In the US, there is a First Amendment, guaranteeing one the freedom to say what one likes without risk of government prosecution. There are limits, of course. No such explicit right exists in France, though it is generally true that one may say what one likes so long as one stays within certain vague boundaries. That's, of course, not real free speech, but close to it. Something like the way that Velveeta - a "cheese food product" emulates cheese.
Anyhow, this has become clear in France as we witness the déroulement of events surrounding the "humourist" Dieudonné M'bala M'bala. Known more broadly in France by his given name Dieudonné (his actual name, as irony would have it), the provocateur has irritated the local government and chattering classes with a thinly-veiled anti-semitic "salute" which he has named la quenelle.
Being that I am not French, I had never heard of this guy, but he is quite well-known as a second-rate comedian, third-rate actor, and bottom-feeding politician. Despite this, he is currently dominating the news in France, largely because the government, led by the Interior Minister Manuel Valls (he is the head of domestic policy, including the police), have decided that enough is enough with Dieudonné, and have thusly moved to block his shows. Citing a vague threat to "public security," the socialist government sought court action to ensure that the show not go on.
(As an aside, in French, these shows are called spectacles, which I do not doubt that they are, in the English sense.)
Make no mistake - I have zero sympathies for a thug like this guy, but I am shocked to see the government here - the land of Voltaire - move to ban his performances. In essence, they are making what amounts to offensive speech illegal.

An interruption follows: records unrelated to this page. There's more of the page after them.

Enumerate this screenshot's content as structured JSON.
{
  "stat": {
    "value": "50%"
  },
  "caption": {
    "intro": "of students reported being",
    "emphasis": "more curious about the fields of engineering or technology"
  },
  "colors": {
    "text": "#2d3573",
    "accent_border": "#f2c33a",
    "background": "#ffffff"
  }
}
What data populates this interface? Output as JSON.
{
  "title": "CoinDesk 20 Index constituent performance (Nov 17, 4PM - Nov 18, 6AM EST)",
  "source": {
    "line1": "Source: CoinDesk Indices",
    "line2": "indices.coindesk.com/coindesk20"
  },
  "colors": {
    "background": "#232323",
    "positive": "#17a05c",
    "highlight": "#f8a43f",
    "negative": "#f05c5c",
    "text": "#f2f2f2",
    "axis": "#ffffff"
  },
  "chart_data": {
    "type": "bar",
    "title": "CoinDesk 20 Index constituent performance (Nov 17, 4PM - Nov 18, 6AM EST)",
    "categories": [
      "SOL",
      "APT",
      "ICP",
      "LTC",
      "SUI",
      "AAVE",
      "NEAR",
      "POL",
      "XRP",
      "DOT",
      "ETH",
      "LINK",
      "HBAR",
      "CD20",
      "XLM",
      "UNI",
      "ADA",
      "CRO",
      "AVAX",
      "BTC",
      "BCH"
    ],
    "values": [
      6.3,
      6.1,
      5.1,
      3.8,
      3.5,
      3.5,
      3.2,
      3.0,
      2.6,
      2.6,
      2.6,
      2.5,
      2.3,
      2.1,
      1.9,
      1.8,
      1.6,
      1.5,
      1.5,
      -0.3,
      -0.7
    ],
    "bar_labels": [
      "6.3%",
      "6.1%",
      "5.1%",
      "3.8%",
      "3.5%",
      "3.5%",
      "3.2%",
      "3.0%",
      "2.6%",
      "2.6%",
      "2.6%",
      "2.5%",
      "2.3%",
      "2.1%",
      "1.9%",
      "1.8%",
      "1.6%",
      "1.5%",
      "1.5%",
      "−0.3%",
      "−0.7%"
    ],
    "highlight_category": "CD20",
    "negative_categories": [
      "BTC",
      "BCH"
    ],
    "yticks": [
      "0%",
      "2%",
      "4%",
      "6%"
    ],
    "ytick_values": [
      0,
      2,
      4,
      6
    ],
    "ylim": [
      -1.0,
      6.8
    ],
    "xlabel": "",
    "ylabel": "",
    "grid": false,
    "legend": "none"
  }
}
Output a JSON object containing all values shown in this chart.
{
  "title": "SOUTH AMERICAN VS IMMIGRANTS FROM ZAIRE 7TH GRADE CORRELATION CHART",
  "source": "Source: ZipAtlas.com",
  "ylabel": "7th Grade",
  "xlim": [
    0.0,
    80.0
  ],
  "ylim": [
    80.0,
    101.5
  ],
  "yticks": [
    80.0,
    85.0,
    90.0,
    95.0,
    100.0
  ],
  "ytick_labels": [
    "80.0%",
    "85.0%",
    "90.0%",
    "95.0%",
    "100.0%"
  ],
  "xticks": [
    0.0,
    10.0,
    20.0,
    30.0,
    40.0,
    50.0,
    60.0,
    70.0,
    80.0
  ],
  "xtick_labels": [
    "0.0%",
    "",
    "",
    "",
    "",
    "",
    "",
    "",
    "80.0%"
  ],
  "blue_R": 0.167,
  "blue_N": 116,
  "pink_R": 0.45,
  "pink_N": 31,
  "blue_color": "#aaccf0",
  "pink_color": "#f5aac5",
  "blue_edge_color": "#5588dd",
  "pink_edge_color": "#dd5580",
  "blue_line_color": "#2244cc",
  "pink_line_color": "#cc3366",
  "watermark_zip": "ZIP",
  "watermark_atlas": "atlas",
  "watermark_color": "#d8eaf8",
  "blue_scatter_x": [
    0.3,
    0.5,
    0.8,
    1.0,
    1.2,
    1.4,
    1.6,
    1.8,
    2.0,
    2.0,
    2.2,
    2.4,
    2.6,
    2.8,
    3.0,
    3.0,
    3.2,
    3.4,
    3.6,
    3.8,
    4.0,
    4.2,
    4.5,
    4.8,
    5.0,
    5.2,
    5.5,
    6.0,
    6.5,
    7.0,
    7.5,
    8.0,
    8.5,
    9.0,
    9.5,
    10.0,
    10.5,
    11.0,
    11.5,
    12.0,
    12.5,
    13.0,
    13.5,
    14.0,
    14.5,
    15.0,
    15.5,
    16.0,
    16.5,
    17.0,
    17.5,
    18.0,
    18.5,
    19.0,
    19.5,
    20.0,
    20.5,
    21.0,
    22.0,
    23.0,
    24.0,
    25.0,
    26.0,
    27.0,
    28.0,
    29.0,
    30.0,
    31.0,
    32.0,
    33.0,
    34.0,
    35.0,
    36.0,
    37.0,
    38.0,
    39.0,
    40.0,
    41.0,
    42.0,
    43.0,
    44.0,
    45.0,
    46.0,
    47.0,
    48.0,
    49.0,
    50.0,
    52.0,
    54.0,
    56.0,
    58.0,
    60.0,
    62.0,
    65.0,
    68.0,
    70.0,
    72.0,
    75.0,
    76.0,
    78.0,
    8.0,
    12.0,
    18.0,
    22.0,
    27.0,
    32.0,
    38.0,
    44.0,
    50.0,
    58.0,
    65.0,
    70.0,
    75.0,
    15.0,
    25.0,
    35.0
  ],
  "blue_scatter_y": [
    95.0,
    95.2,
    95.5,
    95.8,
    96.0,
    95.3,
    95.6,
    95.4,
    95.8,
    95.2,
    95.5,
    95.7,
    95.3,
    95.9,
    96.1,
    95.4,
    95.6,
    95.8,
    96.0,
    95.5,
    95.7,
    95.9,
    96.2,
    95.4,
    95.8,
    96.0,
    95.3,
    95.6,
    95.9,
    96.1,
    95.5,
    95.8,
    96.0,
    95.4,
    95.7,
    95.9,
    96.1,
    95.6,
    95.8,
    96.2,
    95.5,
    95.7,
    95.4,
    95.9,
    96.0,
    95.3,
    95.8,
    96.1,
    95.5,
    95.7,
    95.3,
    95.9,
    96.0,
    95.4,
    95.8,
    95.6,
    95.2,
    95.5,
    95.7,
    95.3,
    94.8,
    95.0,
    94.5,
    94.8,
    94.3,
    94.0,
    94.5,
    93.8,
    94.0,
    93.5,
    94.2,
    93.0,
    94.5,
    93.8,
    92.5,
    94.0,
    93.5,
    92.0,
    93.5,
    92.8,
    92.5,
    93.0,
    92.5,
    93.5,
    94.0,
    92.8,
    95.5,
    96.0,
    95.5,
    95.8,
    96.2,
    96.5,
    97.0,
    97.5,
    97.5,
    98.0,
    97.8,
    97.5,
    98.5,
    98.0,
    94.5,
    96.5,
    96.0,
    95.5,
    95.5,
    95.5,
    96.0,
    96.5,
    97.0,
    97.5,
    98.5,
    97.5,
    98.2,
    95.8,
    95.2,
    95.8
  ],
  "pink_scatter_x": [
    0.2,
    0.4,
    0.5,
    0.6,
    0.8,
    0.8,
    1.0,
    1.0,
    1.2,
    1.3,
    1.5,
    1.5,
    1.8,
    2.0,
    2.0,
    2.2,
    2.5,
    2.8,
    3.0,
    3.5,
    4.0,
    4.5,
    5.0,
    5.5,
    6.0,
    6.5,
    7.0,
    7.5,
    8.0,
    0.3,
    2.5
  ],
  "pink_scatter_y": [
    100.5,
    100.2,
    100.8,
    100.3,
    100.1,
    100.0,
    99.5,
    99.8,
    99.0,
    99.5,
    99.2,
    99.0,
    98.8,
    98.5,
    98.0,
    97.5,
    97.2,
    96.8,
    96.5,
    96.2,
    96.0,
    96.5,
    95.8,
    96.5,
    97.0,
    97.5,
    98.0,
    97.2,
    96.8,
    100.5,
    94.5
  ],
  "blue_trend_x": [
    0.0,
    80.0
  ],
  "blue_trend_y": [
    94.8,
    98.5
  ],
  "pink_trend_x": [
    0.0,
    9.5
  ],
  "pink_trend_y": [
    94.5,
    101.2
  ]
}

My feelings all along have been that freedom of speech exists not to protect speech we like - even North Korea allows one to offer fawning encomia to the current (insert obsequious superlative) Leader; freedom of speech means tolerating - even defending - speech we find repugnant.
Not sure if this 'news' has made it to the US, but I presume it has in one sense - the local paper ran a story about basketball player Tony Parker, a French citizen, who made a quenelle during a game, and has subsequently been brow-beaten into an overwrought apology.
Equally disturbing - France has, despite its greatness, very real problems. Unemployment is very high. The torching of 1100 cars on New Year's Eve represents a reduction over 2012. A couple of thousand soldiers are deployed in God-forsaken central Africa despite overwhelming public opposition. The recent PISA (school tests) results show the schools here slipping. The country has massive camps of illegal immigrants festering just beyond the gleaming cities, with sky-high crime and other social maladies, which the government seems utterly impotent to do a thing about.
And the top priority for the government is to try to crush out an obnoxious, unfunny comedian. Valls was headlined today, after an appeals court overturned another lower court who had ruled that the ban was a violation of basic free speech, commenting that "la République a gagnée" (the republic has won). Well, the republic - the state - may have won; but its citizens have lost something. Something more important.
I personally think this is the ultimate bread and circuses sideshow.
But I am further reminded of an equally famous comment by William F Buckley - to paraphrase: Liberals claim to want to defend and listen to other views, but are then shocked and even offended to discover that there in fact, are views other than their own.